Por outro lado, a narrativa retorna para níveis mais sólidos quando as abordagens de cada episódio variam e oferecem outras possibilidades dramáticas. Há um capítulo guiado pelo ponto de vista de Leanne durante uma jornada de paranoia em que tentam amedrontá-la; outro que marca a entrada de um novo personagem e da mudança da dinâmica na casa para flertar com o sobrenatural; e um terceiro baseado na alternância entre flashback e presente de Julian que, mesmo não atingindo o clímax desejado, transmite o peso do passado; e o penúltimo que se concentra nos traumas de Dorothy na mesma transição de linhas temporais distintas.

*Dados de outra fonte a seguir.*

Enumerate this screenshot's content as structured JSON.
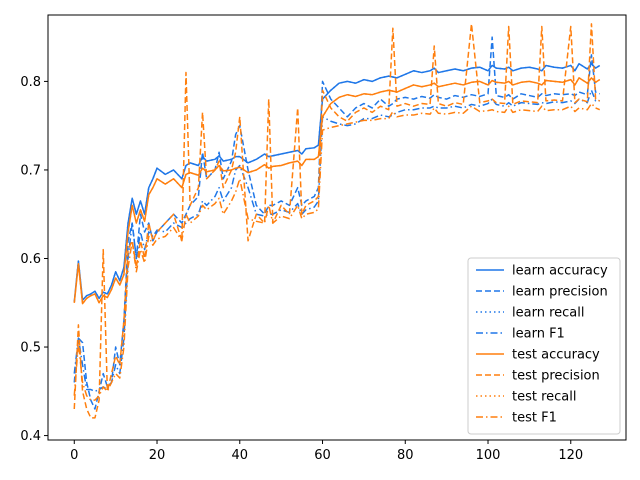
{
  "chart_data": {
    "type": "line",
    "title": "",
    "xlabel": "",
    "ylabel": "",
    "xlim": [
      -6.35,
      133.35
    ],
    "ylim": [
      0.395,
      0.875
    ],
    "xticks": [
      0,
      20,
      40,
      60,
      80,
      100,
      120
    ],
    "yticks": [
      0.4,
      0.5,
      0.6,
      0.7,
      0.8
    ],
    "grid": false,
    "legend_position": "lower-right",
    "colors": {
      "learn": "#1f77e8",
      "test": "#ff7f0e"
    },
    "x": [
      0,
      1,
      2,
      3,
      4,
      5,
      6,
      7,
      8,
      9,
      10,
      11,
      12,
      13,
      14,
      15,
      16,
      17,
      18,
      19,
      20,
      22,
      24,
      26,
      27,
      28,
      30,
      31,
      32,
      34,
      35,
      36,
      38,
      39,
      40,
      42,
      44,
      46,
      47,
      48,
      50,
      52,
      54,
      55,
      56,
      58,
      59,
      60,
      62,
      64,
      66,
      68,
      70,
      72,
      74,
      76,
      77,
      78,
      80,
      82,
      84,
      86,
      87,
      88,
      90,
      92,
      94,
      96,
      98,
      100,
      101,
      102,
      104,
      105,
      106,
      108,
      110,
      112,
      113,
      114,
      116,
      118,
      120,
      121,
      122,
      124,
      125,
      126,
      127
    ],
    "series": [
      {
        "name": "learn accuracy",
        "style": "solid",
        "color": "#1f77e8",
        "values": [
          0.551,
          0.597,
          0.553,
          0.558,
          0.56,
          0.563,
          0.555,
          0.562,
          0.56,
          0.57,
          0.585,
          0.575,
          0.59,
          0.64,
          0.668,
          0.65,
          0.665,
          0.65,
          0.68,
          0.69,
          0.702,
          0.695,
          0.7,
          0.69,
          0.705,
          0.708,
          0.705,
          0.715,
          0.71,
          0.712,
          0.716,
          0.71,
          0.712,
          0.715,
          0.715,
          0.708,
          0.712,
          0.718,
          0.715,
          0.716,
          0.718,
          0.72,
          0.722,
          0.718,
          0.724,
          0.725,
          0.728,
          0.78,
          0.79,
          0.798,
          0.8,
          0.798,
          0.802,
          0.8,
          0.804,
          0.806,
          0.805,
          0.804,
          0.808,
          0.812,
          0.81,
          0.812,
          0.815,
          0.81,
          0.812,
          0.814,
          0.812,
          0.815,
          0.816,
          0.812,
          0.818,
          0.815,
          0.814,
          0.816,
          0.812,
          0.815,
          0.816,
          0.814,
          0.812,
          0.818,
          0.816,
          0.815,
          0.818,
          0.812,
          0.82,
          0.814,
          0.82,
          0.815,
          0.818
        ]
      },
      {
        "name": "learn precision",
        "style": "dashed",
        "color": "#1f77e8",
        "values": [
          0.46,
          0.51,
          0.505,
          0.46,
          0.44,
          0.43,
          0.45,
          0.47,
          0.455,
          0.46,
          0.5,
          0.48,
          0.53,
          0.62,
          0.64,
          0.6,
          0.65,
          0.63,
          0.64,
          0.62,
          0.63,
          0.64,
          0.65,
          0.64,
          0.65,
          0.66,
          0.67,
          0.72,
          0.69,
          0.7,
          0.72,
          0.69,
          0.71,
          0.74,
          0.75,
          0.7,
          0.66,
          0.65,
          0.66,
          0.66,
          0.665,
          0.66,
          0.68,
          0.66,
          0.665,
          0.67,
          0.68,
          0.8,
          0.78,
          0.77,
          0.76,
          0.77,
          0.775,
          0.77,
          0.78,
          0.772,
          0.775,
          0.78,
          0.782,
          0.78,
          0.783,
          0.781,
          0.785,
          0.782,
          0.78,
          0.784,
          0.782,
          0.785,
          0.783,
          0.786,
          0.85,
          0.784,
          0.782,
          0.785,
          0.78,
          0.786,
          0.784,
          0.782,
          0.786,
          0.784,
          0.786,
          0.785,
          0.786,
          0.784,
          0.788,
          0.785,
          0.83,
          0.788,
          0.786
        ]
      },
      {
        "name": "learn recall",
        "style": "dotted",
        "color": "#1f77e8",
        "values": [
          0.551,
          0.597,
          0.553,
          0.558,
          0.56,
          0.563,
          0.555,
          0.562,
          0.56,
          0.57,
          0.585,
          0.575,
          0.59,
          0.64,
          0.668,
          0.65,
          0.665,
          0.65,
          0.68,
          0.69,
          0.702,
          0.695,
          0.7,
          0.69,
          0.705,
          0.708,
          0.705,
          0.715,
          0.71,
          0.712,
          0.716,
          0.71,
          0.712,
          0.715,
          0.715,
          0.708,
          0.712,
          0.718,
          0.715,
          0.716,
          0.718,
          0.72,
          0.722,
          0.718,
          0.724,
          0.725,
          0.728,
          0.78,
          0.79,
          0.798,
          0.8,
          0.798,
          0.802,
          0.8,
          0.804,
          0.806,
          0.805,
          0.804,
          0.808,
          0.812,
          0.81,
          0.812,
          0.815,
          0.81,
          0.812,
          0.814,
          0.812,
          0.815,
          0.816,
          0.812,
          0.818,
          0.815,
          0.814,
          0.816,
          0.812,
          0.815,
          0.816,
          0.814,
          0.812,
          0.818,
          0.816,
          0.815,
          0.818,
          0.812,
          0.82,
          0.814,
          0.82,
          0.815,
          0.818
        ]
      },
      {
        "name": "learn F1",
        "style": "dashdot",
        "color": "#1f77e8",
        "values": [
          0.47,
          0.51,
          0.48,
          0.452,
          0.452,
          0.45,
          0.452,
          0.455,
          0.452,
          0.46,
          0.48,
          0.47,
          0.51,
          0.6,
          0.64,
          0.6,
          0.63,
          0.61,
          0.63,
          0.625,
          0.632,
          0.63,
          0.64,
          0.635,
          0.64,
          0.645,
          0.65,
          0.665,
          0.66,
          0.67,
          0.68,
          0.665,
          0.68,
          0.7,
          0.705,
          0.68,
          0.65,
          0.648,
          0.65,
          0.65,
          0.655,
          0.652,
          0.662,
          0.65,
          0.655,
          0.658,
          0.665,
          0.76,
          0.755,
          0.752,
          0.75,
          0.752,
          0.758,
          0.758,
          0.762,
          0.76,
          0.762,
          0.765,
          0.768,
          0.768,
          0.77,
          0.77,
          0.772,
          0.77,
          0.77,
          0.772,
          0.77,
          0.774,
          0.772,
          0.775,
          0.78,
          0.774,
          0.772,
          0.776,
          0.772,
          0.776,
          0.775,
          0.774,
          0.776,
          0.775,
          0.777,
          0.776,
          0.778,
          0.775,
          0.78,
          0.776,
          0.79,
          0.778,
          0.778
        ]
      },
      {
        "name": "test accuracy",
        "style": "solid",
        "color": "#ff7f0e",
        "values": [
          0.55,
          0.594,
          0.549,
          0.555,
          0.558,
          0.56,
          0.55,
          0.558,
          0.556,
          0.565,
          0.578,
          0.57,
          0.582,
          0.63,
          0.66,
          0.64,
          0.655,
          0.642,
          0.672,
          0.68,
          0.69,
          0.684,
          0.69,
          0.68,
          0.695,
          0.697,
          0.694,
          0.702,
          0.698,
          0.7,
          0.705,
          0.699,
          0.7,
          0.702,
          0.703,
          0.697,
          0.7,
          0.706,
          0.702,
          0.704,
          0.705,
          0.708,
          0.71,
          0.705,
          0.712,
          0.712,
          0.715,
          0.76,
          0.775,
          0.782,
          0.785,
          0.783,
          0.786,
          0.785,
          0.788,
          0.79,
          0.789,
          0.788,
          0.792,
          0.796,
          0.794,
          0.796,
          0.798,
          0.794,
          0.796,
          0.798,
          0.796,
          0.799,
          0.8,
          0.796,
          0.801,
          0.799,
          0.798,
          0.8,
          0.796,
          0.799,
          0.8,
          0.798,
          0.796,
          0.801,
          0.8,
          0.799,
          0.802,
          0.796,
          0.804,
          0.798,
          0.804,
          0.799,
          0.802
        ]
      },
      {
        "name": "test precision",
        "style": "dashed",
        "color": "#ff7f0e",
        "values": [
          0.43,
          0.525,
          0.45,
          0.43,
          0.42,
          0.42,
          0.44,
          0.61,
          0.45,
          0.47,
          0.49,
          0.48,
          0.53,
          0.61,
          0.62,
          0.59,
          0.62,
          0.6,
          0.64,
          0.62,
          0.63,
          0.64,
          0.65,
          0.62,
          0.81,
          0.66,
          0.68,
          0.765,
          0.69,
          0.7,
          0.71,
          0.68,
          0.7,
          0.72,
          0.76,
          0.62,
          0.65,
          0.64,
          0.78,
          0.64,
          0.66,
          0.65,
          0.77,
          0.65,
          0.66,
          0.665,
          0.67,
          0.79,
          0.77,
          0.76,
          0.755,
          0.765,
          0.77,
          0.765,
          0.772,
          0.768,
          0.86,
          0.772,
          0.775,
          0.772,
          0.775,
          0.774,
          0.84,
          0.775,
          0.772,
          0.776,
          0.774,
          0.865,
          0.776,
          0.778,
          0.78,
          0.776,
          0.775,
          0.862,
          0.774,
          0.778,
          0.777,
          0.776,
          0.862,
          0.778,
          0.779,
          0.778,
          0.862,
          0.776,
          0.78,
          0.777,
          0.865,
          0.78,
          0.778
        ]
      },
      {
        "name": "test recall",
        "style": "dotted",
        "color": "#ff7f0e",
        "values": [
          0.55,
          0.594,
          0.549,
          0.555,
          0.558,
          0.56,
          0.55,
          0.558,
          0.556,
          0.565,
          0.578,
          0.57,
          0.582,
          0.63,
          0.66,
          0.64,
          0.655,
          0.642,
          0.672,
          0.68,
          0.69,
          0.684,
          0.69,
          0.68,
          0.695,
          0.697,
          0.694,
          0.702,
          0.698,
          0.7,
          0.705,
          0.699,
          0.7,
          0.702,
          0.703,
          0.697,
          0.7,
          0.706,
          0.702,
          0.704,
          0.705,
          0.708,
          0.71,
          0.705,
          0.712,
          0.712,
          0.715,
          0.76,
          0.775,
          0.782,
          0.785,
          0.783,
          0.786,
          0.785,
          0.788,
          0.79,
          0.789,
          0.788,
          0.792,
          0.796,
          0.794,
          0.796,
          0.798,
          0.794,
          0.796,
          0.798,
          0.796,
          0.799,
          0.8,
          0.796,
          0.801,
          0.799,
          0.798,
          0.8,
          0.796,
          0.799,
          0.8,
          0.798,
          0.796,
          0.801,
          0.8,
          0.799,
          0.802,
          0.796,
          0.804,
          0.798,
          0.804,
          0.799,
          0.802
        ]
      },
      {
        "name": "test F1",
        "style": "dashdot",
        "color": "#ff7f0e",
        "values": [
          0.445,
          0.505,
          0.46,
          0.445,
          0.44,
          0.44,
          0.445,
          0.455,
          0.45,
          0.46,
          0.47,
          0.465,
          0.5,
          0.59,
          0.62,
          0.585,
          0.61,
          0.595,
          0.625,
          0.615,
          0.622,
          0.625,
          0.635,
          0.62,
          0.65,
          0.64,
          0.648,
          0.66,
          0.655,
          0.662,
          0.668,
          0.65,
          0.665,
          0.675,
          0.69,
          0.645,
          0.642,
          0.64,
          0.66,
          0.64,
          0.648,
          0.645,
          0.66,
          0.645,
          0.65,
          0.652,
          0.656,
          0.745,
          0.748,
          0.75,
          0.752,
          0.754,
          0.756,
          0.756,
          0.758,
          0.758,
          0.766,
          0.76,
          0.762,
          0.762,
          0.764,
          0.763,
          0.77,
          0.764,
          0.763,
          0.765,
          0.764,
          0.772,
          0.766,
          0.767,
          0.768,
          0.766,
          0.765,
          0.772,
          0.765,
          0.768,
          0.767,
          0.766,
          0.772,
          0.767,
          0.768,
          0.768,
          0.772,
          0.766,
          0.77,
          0.768,
          0.775,
          0.77,
          0.768
        ]
      }
    ]
  }
}
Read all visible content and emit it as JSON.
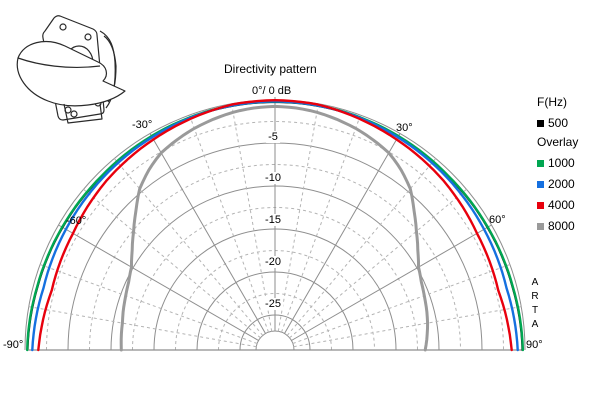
{
  "title_block": {
    "app_watermark_letters": [
      "A",
      "R",
      "T",
      "A"
    ]
  },
  "chart_data": {
    "type": "line",
    "subtype": "half-polar-directivity",
    "title": "Directivity pattern",
    "apex_label": "0°/ 0 dB",
    "angle_tick_labels": {
      "m30": "-30°",
      "p30": "30°",
      "m60": "-60°",
      "p60": "60°",
      "m90": "-90°",
      "p90": "90°"
    },
    "db_tick_labels": [
      "-5",
      "-10",
      "-15",
      "-20",
      "-25"
    ],
    "db_axis": {
      "max": 0,
      "min": -25,
      "solid_ring_step_db": 5,
      "dashed_ring_step_db": 2.5
    },
    "angle_axis": {
      "min_deg": -90,
      "max_deg": 90,
      "solid_ray_step_deg": 30,
      "dashed_ray_step_deg": 10
    },
    "grid_colors": {
      "solid": "#8e8e8e",
      "dashed": "#b4b4b4"
    },
    "series": [
      {
        "name": "500",
        "color": "#000000",
        "width": 2,
        "points": [
          [
            -90,
            -0.3
          ],
          [
            -75,
            -0.5
          ],
          [
            -60,
            -0.55
          ],
          [
            -45,
            -0.55
          ],
          [
            -30,
            -0.4
          ],
          [
            -15,
            -0.27
          ],
          [
            0,
            -0.23
          ],
          [
            15,
            -0.27
          ],
          [
            30,
            -0.4
          ],
          [
            45,
            -0.55
          ],
          [
            60,
            -0.55
          ],
          [
            75,
            -0.5
          ],
          [
            90,
            -0.3
          ]
        ]
      },
      {
        "name": "1000",
        "color": "#00a651",
        "width": 2.4,
        "points": [
          [
            -90,
            -0.25
          ],
          [
            -75,
            -0.45
          ],
          [
            -60,
            -0.5
          ],
          [
            -45,
            -0.5
          ],
          [
            -30,
            -0.35
          ],
          [
            -15,
            -0.22
          ],
          [
            0,
            -0.18
          ],
          [
            15,
            -0.22
          ],
          [
            30,
            -0.35
          ],
          [
            45,
            -0.5
          ],
          [
            60,
            -0.5
          ],
          [
            75,
            -0.45
          ],
          [
            90,
            -0.25
          ]
        ]
      },
      {
        "name": "2000",
        "color": "#1570e0",
        "width": 2.4,
        "points": [
          [
            -90,
            -0.85
          ],
          [
            -75,
            -1.2
          ],
          [
            -60,
            -1.0
          ],
          [
            -45,
            -0.75
          ],
          [
            -30,
            -0.5
          ],
          [
            -15,
            -0.25
          ],
          [
            0,
            -0.15
          ],
          [
            15,
            -0.25
          ],
          [
            30,
            -0.5
          ],
          [
            45,
            -0.75
          ],
          [
            60,
            -1.0
          ],
          [
            75,
            -1.2
          ],
          [
            90,
            -0.85
          ]
        ]
      },
      {
        "name": "4000",
        "color": "#e8000d",
        "width": 2.4,
        "points": [
          [
            -90,
            -1.55
          ],
          [
            -75,
            -2.2
          ],
          [
            -60,
            -1.95
          ],
          [
            -45,
            -1.3
          ],
          [
            -30,
            -0.8
          ],
          [
            -20,
            -0.45
          ],
          [
            -10,
            -0.1
          ],
          [
            0,
            -0.02
          ],
          [
            10,
            -0.1
          ],
          [
            20,
            -0.45
          ],
          [
            30,
            -0.8
          ],
          [
            45,
            -1.3
          ],
          [
            60,
            -1.95
          ],
          [
            75,
            -2.2
          ],
          [
            90,
            -1.55
          ]
        ]
      },
      {
        "name": "8000",
        "color": "#9a9a9a",
        "width": 3,
        "points": [
          [
            -90,
            -11.2
          ],
          [
            -80,
            -11.05
          ],
          [
            -70,
            -10.6
          ],
          [
            -65,
            -10.3
          ],
          [
            -60,
            -9.8
          ],
          [
            -55,
            -8.8
          ],
          [
            -50,
            -7.6
          ],
          [
            -45,
            -6.2
          ],
          [
            -40,
            -4.6
          ],
          [
            -35,
            -3.5
          ],
          [
            -30,
            -2.6
          ],
          [
            -25,
            -2.1
          ],
          [
            -20,
            -1.65
          ],
          [
            -15,
            -1.3
          ],
          [
            -10,
            -1.0
          ],
          [
            -5,
            -0.82
          ],
          [
            0,
            -0.75
          ],
          [
            5,
            -0.82
          ],
          [
            10,
            -1.0
          ],
          [
            15,
            -1.3
          ],
          [
            20,
            -1.65
          ],
          [
            25,
            -2.1
          ],
          [
            30,
            -2.6
          ],
          [
            35,
            -3.5
          ],
          [
            40,
            -4.6
          ],
          [
            45,
            -6.2
          ],
          [
            50,
            -7.6
          ],
          [
            55,
            -8.8
          ],
          [
            60,
            -9.8
          ],
          [
            65,
            -10.3
          ],
          [
            70,
            -10.6
          ],
          [
            80,
            -11.05
          ],
          [
            90,
            -11.6
          ]
        ]
      }
    ]
  },
  "legend": {
    "header": "F(Hz)",
    "main_series": {
      "label": "500",
      "color": "#000000"
    },
    "overlay_header": "Overlay",
    "overlay_series": [
      {
        "label": "1000",
        "color": "#00a651"
      },
      {
        "label": "2000",
        "color": "#1570e0"
      },
      {
        "label": "4000",
        "color": "#e8000d"
      },
      {
        "label": "8000",
        "color": "#9a9a9a"
      }
    ]
  }
}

Diante dos altos e baixos de ritmo e de desenvolvimento da trama, “Servant” leva dez episódios para encontrar uma sintonia mais bem resolvida entre drama e suspense, perguntas e respostas e ambientação tensa. O desfecho, enfim, entrega algumas resoluções, tomando o cuidado de preservar os mistérios principais e de criar novos interesses para o espectador – isso é feito através da construção de momentos impactantes que causam reações diversas em quem assiste, como as cenas passadas na rua em frente à casa principal. Mesmo enfrentando percalços ao longo do caminho, a série se encerra capturando a atenção do público e estimulando a vontade de descobrir: quem é, de fato, Leanne? Quem são as pessoas ao redor dela? E o que aconteceu a Jericho?